First-time Buyers

FTBs face £4k hit in just one year if buying today ‒ Lib Dems

Victoria Hartley
Written By:
Victoria Hartley

A first-time buyer purchasing a home today will be £4,000 worse off than if they had bought that property a year ago.

That’s according to analysis from the Liberal Democrats. The price hit is down to the “double whammy” of the removal of the Help to Buy scheme and rising interest rates. 

The party’s research pointed to the impact of losing out on the potential of gaining an interest-free equity loan worth 20 per cent of the property’s value in order to supplement their deposit, as well as the fact that monthly mortgage repayments today could be double what they would have paid a year ago as a result of mortgage rates for such buyers passing five per cent.

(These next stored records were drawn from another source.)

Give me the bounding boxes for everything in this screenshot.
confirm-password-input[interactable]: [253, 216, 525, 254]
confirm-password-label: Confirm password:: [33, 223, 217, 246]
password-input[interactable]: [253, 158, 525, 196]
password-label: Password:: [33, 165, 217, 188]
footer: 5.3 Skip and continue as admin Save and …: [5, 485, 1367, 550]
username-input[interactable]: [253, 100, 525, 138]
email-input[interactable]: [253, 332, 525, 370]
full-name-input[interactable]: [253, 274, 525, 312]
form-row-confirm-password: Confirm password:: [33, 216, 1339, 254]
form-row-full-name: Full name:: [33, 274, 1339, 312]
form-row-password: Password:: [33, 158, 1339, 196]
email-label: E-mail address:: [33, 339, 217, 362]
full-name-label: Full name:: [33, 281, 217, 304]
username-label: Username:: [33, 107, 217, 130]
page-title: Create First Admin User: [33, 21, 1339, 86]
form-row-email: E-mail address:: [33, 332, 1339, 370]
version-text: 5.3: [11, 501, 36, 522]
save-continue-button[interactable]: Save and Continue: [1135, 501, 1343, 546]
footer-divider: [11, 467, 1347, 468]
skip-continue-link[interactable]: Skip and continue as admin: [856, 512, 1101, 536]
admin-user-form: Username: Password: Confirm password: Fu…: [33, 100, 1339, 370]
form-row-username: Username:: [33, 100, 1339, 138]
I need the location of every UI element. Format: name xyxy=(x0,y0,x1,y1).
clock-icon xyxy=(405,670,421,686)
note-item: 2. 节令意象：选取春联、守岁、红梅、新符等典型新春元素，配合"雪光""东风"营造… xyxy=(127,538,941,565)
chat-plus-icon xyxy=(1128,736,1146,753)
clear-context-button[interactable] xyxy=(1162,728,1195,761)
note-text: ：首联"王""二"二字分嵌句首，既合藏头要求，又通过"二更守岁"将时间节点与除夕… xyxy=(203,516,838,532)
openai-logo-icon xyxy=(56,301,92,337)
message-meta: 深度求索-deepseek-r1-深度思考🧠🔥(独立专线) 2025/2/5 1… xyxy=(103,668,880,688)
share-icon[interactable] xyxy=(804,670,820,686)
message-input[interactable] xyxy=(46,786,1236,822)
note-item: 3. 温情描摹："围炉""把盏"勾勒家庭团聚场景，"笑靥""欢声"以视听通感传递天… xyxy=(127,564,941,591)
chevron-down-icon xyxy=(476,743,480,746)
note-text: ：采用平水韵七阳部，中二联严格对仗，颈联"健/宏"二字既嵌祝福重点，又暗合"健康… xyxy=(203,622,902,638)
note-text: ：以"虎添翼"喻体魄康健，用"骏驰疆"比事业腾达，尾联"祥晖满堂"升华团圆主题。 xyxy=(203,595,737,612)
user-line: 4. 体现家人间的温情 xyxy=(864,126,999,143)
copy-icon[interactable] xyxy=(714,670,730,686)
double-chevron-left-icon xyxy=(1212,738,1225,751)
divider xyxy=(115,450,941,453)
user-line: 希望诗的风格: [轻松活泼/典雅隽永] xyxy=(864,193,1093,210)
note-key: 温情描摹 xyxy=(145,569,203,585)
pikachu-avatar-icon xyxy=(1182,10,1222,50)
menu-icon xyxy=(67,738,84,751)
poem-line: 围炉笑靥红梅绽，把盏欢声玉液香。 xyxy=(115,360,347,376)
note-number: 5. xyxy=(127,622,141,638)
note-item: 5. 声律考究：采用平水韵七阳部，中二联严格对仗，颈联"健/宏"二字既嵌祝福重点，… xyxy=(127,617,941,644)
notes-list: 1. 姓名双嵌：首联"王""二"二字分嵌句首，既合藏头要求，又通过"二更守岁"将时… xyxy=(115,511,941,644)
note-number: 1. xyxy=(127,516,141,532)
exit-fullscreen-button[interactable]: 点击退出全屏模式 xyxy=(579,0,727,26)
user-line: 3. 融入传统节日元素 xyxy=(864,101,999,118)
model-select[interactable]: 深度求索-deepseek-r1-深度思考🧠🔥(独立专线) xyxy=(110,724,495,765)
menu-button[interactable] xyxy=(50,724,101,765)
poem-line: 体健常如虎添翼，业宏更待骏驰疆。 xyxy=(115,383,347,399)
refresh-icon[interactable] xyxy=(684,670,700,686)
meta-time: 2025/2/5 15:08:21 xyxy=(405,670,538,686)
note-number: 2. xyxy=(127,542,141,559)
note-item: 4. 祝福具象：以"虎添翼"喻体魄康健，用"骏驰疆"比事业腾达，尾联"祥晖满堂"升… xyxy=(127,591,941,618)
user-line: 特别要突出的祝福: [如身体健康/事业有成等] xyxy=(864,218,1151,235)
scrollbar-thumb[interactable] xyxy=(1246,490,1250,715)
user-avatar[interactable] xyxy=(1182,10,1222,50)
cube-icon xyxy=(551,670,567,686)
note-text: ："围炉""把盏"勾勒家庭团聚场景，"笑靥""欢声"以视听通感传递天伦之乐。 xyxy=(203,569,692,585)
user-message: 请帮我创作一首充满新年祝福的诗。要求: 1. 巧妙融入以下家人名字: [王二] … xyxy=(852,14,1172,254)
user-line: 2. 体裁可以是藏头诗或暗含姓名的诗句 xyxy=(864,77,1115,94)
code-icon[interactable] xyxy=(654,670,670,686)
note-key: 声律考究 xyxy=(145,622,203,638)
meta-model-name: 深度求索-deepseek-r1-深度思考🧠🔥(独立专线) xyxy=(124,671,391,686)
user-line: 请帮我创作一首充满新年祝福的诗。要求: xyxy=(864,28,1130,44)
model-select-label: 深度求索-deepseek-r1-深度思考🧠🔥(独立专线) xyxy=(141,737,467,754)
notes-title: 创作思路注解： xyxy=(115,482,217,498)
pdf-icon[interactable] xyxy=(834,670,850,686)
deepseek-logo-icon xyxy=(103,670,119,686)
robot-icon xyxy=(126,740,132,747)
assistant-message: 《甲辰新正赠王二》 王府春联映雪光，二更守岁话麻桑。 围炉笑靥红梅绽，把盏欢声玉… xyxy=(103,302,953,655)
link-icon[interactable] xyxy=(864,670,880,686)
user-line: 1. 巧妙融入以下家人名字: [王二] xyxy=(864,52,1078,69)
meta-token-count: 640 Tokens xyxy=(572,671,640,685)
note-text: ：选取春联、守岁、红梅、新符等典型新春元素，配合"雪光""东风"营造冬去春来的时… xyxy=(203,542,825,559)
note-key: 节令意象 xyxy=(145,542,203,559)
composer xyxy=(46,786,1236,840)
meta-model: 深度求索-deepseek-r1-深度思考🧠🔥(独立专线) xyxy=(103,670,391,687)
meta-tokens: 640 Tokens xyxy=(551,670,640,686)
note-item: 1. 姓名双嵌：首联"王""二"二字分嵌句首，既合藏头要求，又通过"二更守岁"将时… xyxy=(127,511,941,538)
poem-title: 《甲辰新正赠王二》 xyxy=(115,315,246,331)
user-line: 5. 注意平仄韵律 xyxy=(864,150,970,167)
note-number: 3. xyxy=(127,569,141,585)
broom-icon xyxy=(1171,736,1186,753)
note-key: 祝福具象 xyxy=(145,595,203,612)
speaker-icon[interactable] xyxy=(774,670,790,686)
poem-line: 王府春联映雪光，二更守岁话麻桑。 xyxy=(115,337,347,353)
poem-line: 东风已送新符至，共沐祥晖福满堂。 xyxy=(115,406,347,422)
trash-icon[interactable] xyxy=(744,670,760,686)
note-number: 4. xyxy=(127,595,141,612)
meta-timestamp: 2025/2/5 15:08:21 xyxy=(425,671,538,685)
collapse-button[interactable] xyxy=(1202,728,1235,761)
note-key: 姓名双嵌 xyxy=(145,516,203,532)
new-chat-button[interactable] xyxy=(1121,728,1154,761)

For example, the research suggested that typical monthly mortgage bills for a first-time buyer in England today are around £1,389, which is £354 a month higher than at the same point last year. Over a year that equates to a hit of £4,252.

The situation is more pronounced in the capital, due to the higher loans on offer through the Help to Buy scheme. The Lib Dems’ calculations found that a first-time buyer in London now faces spending an extra £755 a month, or £9,058 a year, compared with if they had bought in 2022.


‘Never been a worse time to be a first-time buyer’

The party has called for the government to introduce a fund to support young families who are unable to afford the increase in mortgage payments, and face the threat of repossession. It would mean those who have seen their payments increase by more than 10 per cent of their income could ask for a grant of up to £300 a month.

Helen Morgan, housing spokesperson for the Liberal Democrats, suggested there has “never been a worse time to be a first-time buyer”.

She argued that the government had “pulled the rug from underneath young families” who had saved to get onto the housing ladder, but are now paying the price of higher mortgage rates.

“It is time Ministers stepped in and saved Brits at risk of losing their first home. We could have young families losing their home with these eye-watering rate hikes. An Emergency Mortgage Protection Fund could ensure no hardworking family loses their home because of this economic meltdown,” she concluded.

There have been reports that the government is considering a relaunch of Help to Buy, possibly in the Autumn.